Physicians have a specific protocol, or pathway, to follow when managing pain for adults and children.  When dealing with “pain psychology,” caregivers will learn to watch facial expressions, body positions and other gestures to determine if their loved one is understating their pain level.  Kids may not want to worry their parents, or be afraid of a visit to the doctor or hospital.  As the healthcare experience continues, parents become more attuned to what their child is feeling, and may find that personnel involved in their child’s care are able to help them understand what is typical at different stages of treatment.

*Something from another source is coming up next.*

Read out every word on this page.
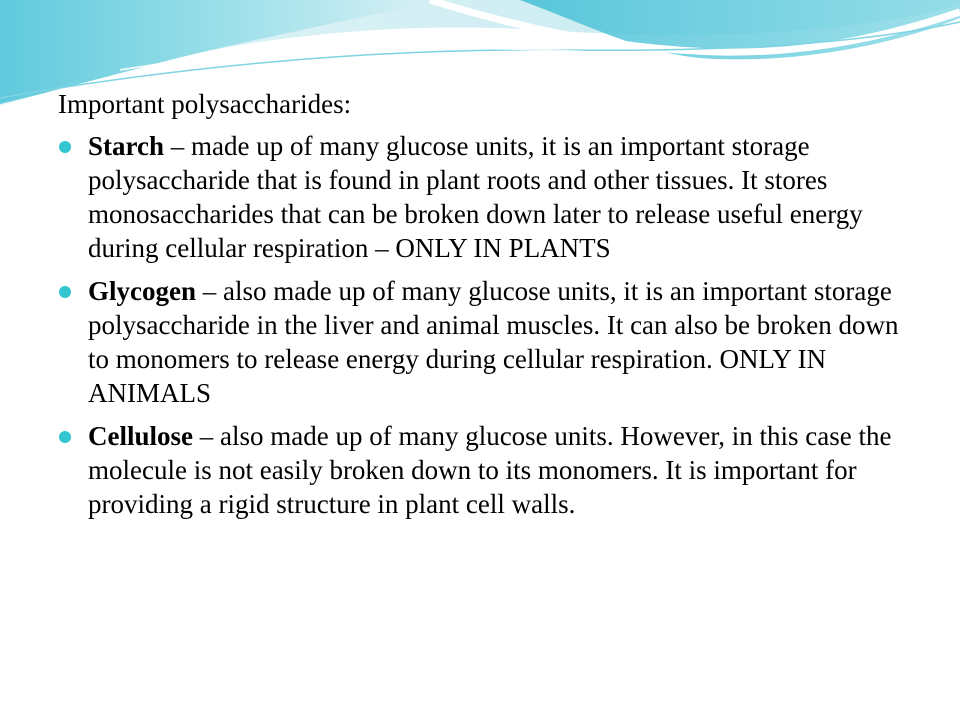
Important polysaccharides:

Starch – made up of many glucose units, it is an important storage polysaccharide that is found in plant roots and other tissues. It stores monosaccharides that can be broken down later to release useful energy during cellular respiration – ONLY IN PLANTS
Glycogen – also made up of many glucose units, it is an important storage polysaccharide in the liver and animal muscles. It can also be broken down to monomers to release energy during cellular respiration. ONLY IN ANIMALS
Cellulose – also made up of many glucose units. However, in this case the molecule is not easily broken down to its monomers. It is important for providing a rigid structure in plant cell walls.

While the same is true for caregivers of adults, the adult-to-adult psychology can have a wider range of variation.  Children helping their parents through a health crisis may take time to relate to them on an adult-to-adult level, and parents may attempt to mask their fear and pain by amplifying “Parent Mode.”  When possible, ask the doctor to allow for some time alone with the parent, to allow them to express their needs without feeling “weak.”

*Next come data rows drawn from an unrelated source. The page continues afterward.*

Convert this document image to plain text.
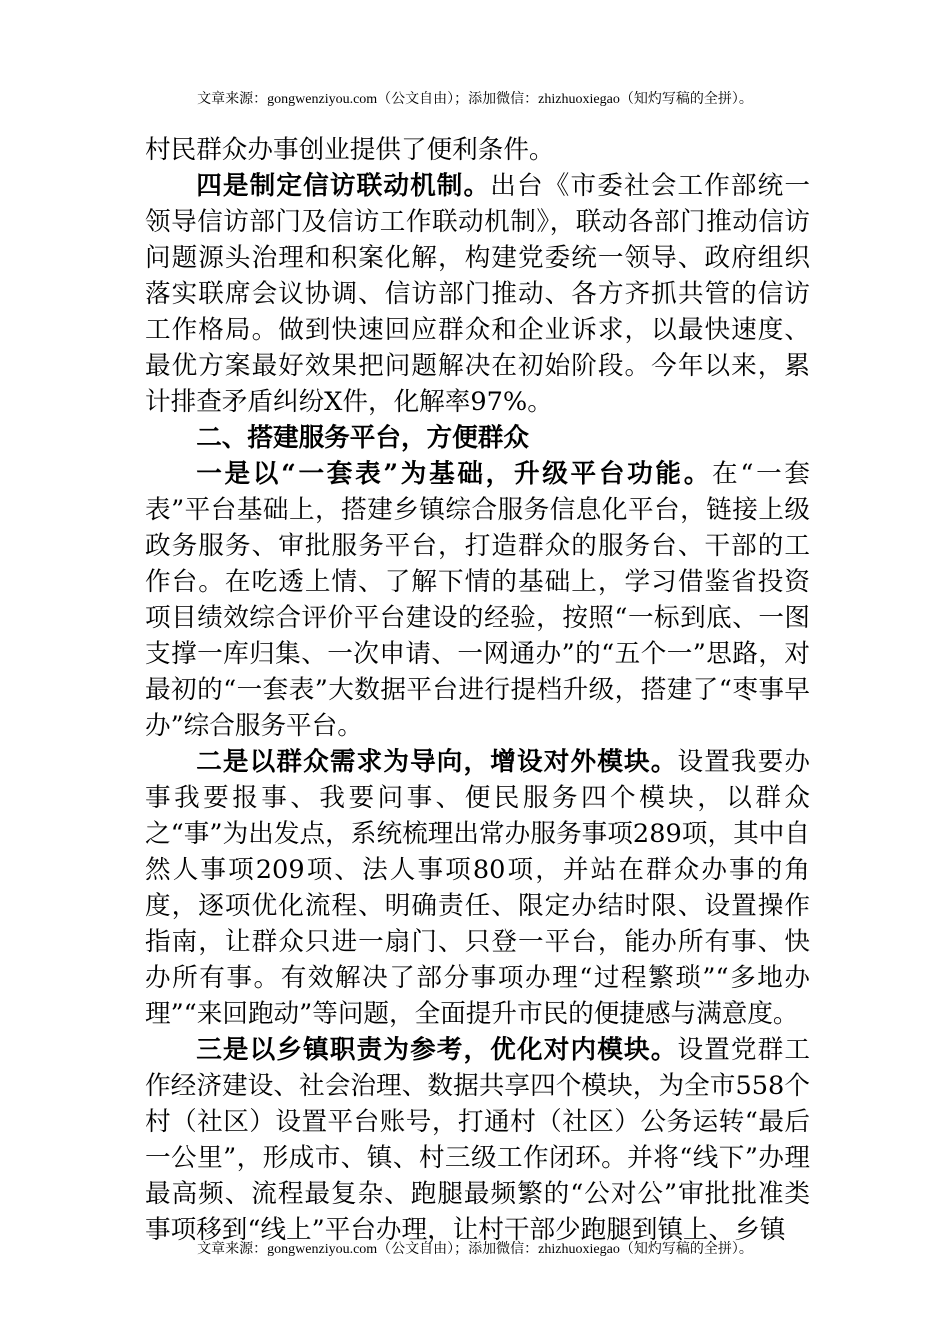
文章来源：gongwenziyou.com（公文自由）；添加微信：zhizhuoxiegao（知灼写稿的全拼）。

村民群众办事创业提供了便利条件。

四是制定信访联动机制。出台《市委社会工作部统一领导信访部门及信访工作联动机制》，联动各部门推动信访问题源头治理和积案化解，构建党委统一领导、政府组织落实联席会议协调、信访部门推动、各方齐抓共管的信访工作格局。做到快速回应群众和企业诉求，以最快速度、最优方案最好效果把问题解决在初始阶段。今年以来，累计排查矛盾纠纷X件，化解率97%。

二、搭建服务平台，方便群众

一是以“一套表”为基础，升级平台功能。在“一套表”平台基础上，搭建乡镇综合服务信息化平台，链接上级政务服务、审批服务平台，打造群众的服务台、干部的工作台。在吃透上情、了解下情的基础上，学习借鉴省投资项目绩效综合评价平台建设的经验，按照“一标到底、一图支撑一库归集、一次申请、一网通办”的“五个一”思路，对最初的“一套表”大数据平台进行提档升级，搭建了“枣事早办”综合服务平台。

二是以群众需求为导向，增设对外模块。设置我要办事我要报事、我要问事、便民服务四个模块，以群众之“事”为出发点，系统梳理出常办服务事项289项，其中自然人事项209项、法人事项80项，并站在群众办事的角度，逐项优化流程、明确责任、限定办结时限、设置操作指南，让群众只进一扇门、只登一平台，能办所有事、快办所有事。有效解决了部分事项办理“过程繁琐”“多地办理”“来回跑动”等问题，全面提升市民的便捷感与满意度。

三是以乡镇职责为参考，优化对内模块。设置党群工作经济建设、社会治理、数据共享四个模块，为全市558个村（社区）设置平台账号，打通村（社区）公务运转“最后一公里”，形成市、镇、村三级工作闭环。并将“线下”办理最高频、流程最复杂、跑腿最频繁的“公对公”审批批准类事项移到“线上”平台办理，让村干部少跑腿到镇上、乡镇

文章来源：gongwenziyou.com（公文自由）；添加微信：zhizhuoxiegao（知灼写稿的全拼）。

Relationships of every kind are challenged when there is a health problem, and relationship dynamics should be evaluated at the time of diagnosis by loved one and caregiver.  Understanding that there will be changes in any relationship is a first step toward coping with those changes, and making them positive ones.


Over the decades, the perspective on managing pain has widened.  Healthcare practitioners and patients have a closer relationship in deciding pain management routes, incorporating “natural” and prescribed medications and “alternative” methods of pain relief. 

Pain management was once considered “doping up” the patient in some circles.  Today’s viewpoint incorporates consistent pain relief with keeping the patient alert and functioning. 

The variety of conditions that require pain management has created a demand for an accurate “science” to provide help based on condition and individual need.  The World Health Organization has a “ladder” for managing cancer pain.  Level One uses non-steroidal anti-inflammatory medications (such as aspirin) and “adjuvant,” or supplementary medications that have a secondary effect of controlling pain by eliminating a side effect.  As pain increases with cancer progression and/or treatment, professional caregivers step to the next level of pain management.  By Level Three, opiates are incorporated and the adjuvant medications are there to assist with opiate side effects.


In the classic film “The Wizard of Oz,” the Wicked Witch deters Dorothy and her friends by creating a field of poppies they must walk through before reaching the Emerald Castle.  Dorothy and the Lion fall asleep until the Good Witch intervenes with snowflakes to wake them up, and the crew moves toward their destination.  

The poppy plant is used to create opiates such as morphine and codeine, which relieve pain, but also make the individual sleepy or lethargic. The effects of “Opiates from Oz” are shorter lasting than those administered for those in chronic pain.  Since alertness is a factor in complying with pain medications, patients may be unwilling to try them, looking to “natural” remedies instead.